Dans le métier Khalil avait une religion, produire et livrer. Tous azimuts. Il a doté la MAP de deux quotidiens « Al Youm Al Maghribi » en arabe et « Maroc le Jour » en français, ainsi que d’un magazine mensuel « Bab » dans ses éditions arabe et française. La revue trimestrielle « Maghreb1 » qui menait un subtil combat culturel face aux Généraux algériens qui ont eu le plus souvent à souffrir de ses éditoriaux. Par ailleurs et en s’inscrivant dans la régionalisation avancée et dans l’initiative stratégique soutenue par Sa Majesté le Roi pour la promotion du développement intégré, il a procédé, avec ses équipes, à l’élaboration de 12 sites web régionaux. Sa passion pour le Maroc et pour la diversité de ses cultures, notamment musicale, il a poussé à la mise en place de 10 sites web dédiés à la musique traditionnelle: andalouse, soufie, gnaouie et hassanie… Enfin, il y a cette folle ambition de doter l’Agence et le Maroc d’une radio et d’une télé qui pourraient porter l’information marocaine dans la toile mondiale, initiative qui lui a valu beaucoup d’animosité.

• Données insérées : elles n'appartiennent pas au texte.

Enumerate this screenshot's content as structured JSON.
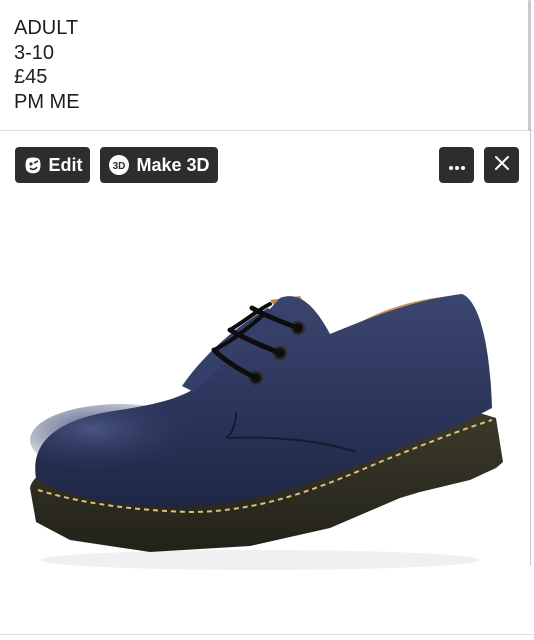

La maladie foudroyante avant la mort a emporté Khalil. Que reste-t-il aujourd’hui de son œuvre. Presque rien. Il n’a pas pu parachever son rêve. D’autres se sont employés à achever, au sens meurtrier du terme, son héritage. Comme une seconde mort.

Il y a des hommes d’Etat. Et il y a des hommes de l’Etat. Autant les premiers voient grand et loin. Autant les seconds s’écarquillent les yeux en regardant leurs chevilles. Avec une simple gomme, dans un effacement frénétique, ils ont, dans un geste sans élégance, effacé plus d’une décennie de travail au service de la nation marocaine. Khalil a légué un navire. J’ai peur qu’il soit promis à un avenir de semi épave.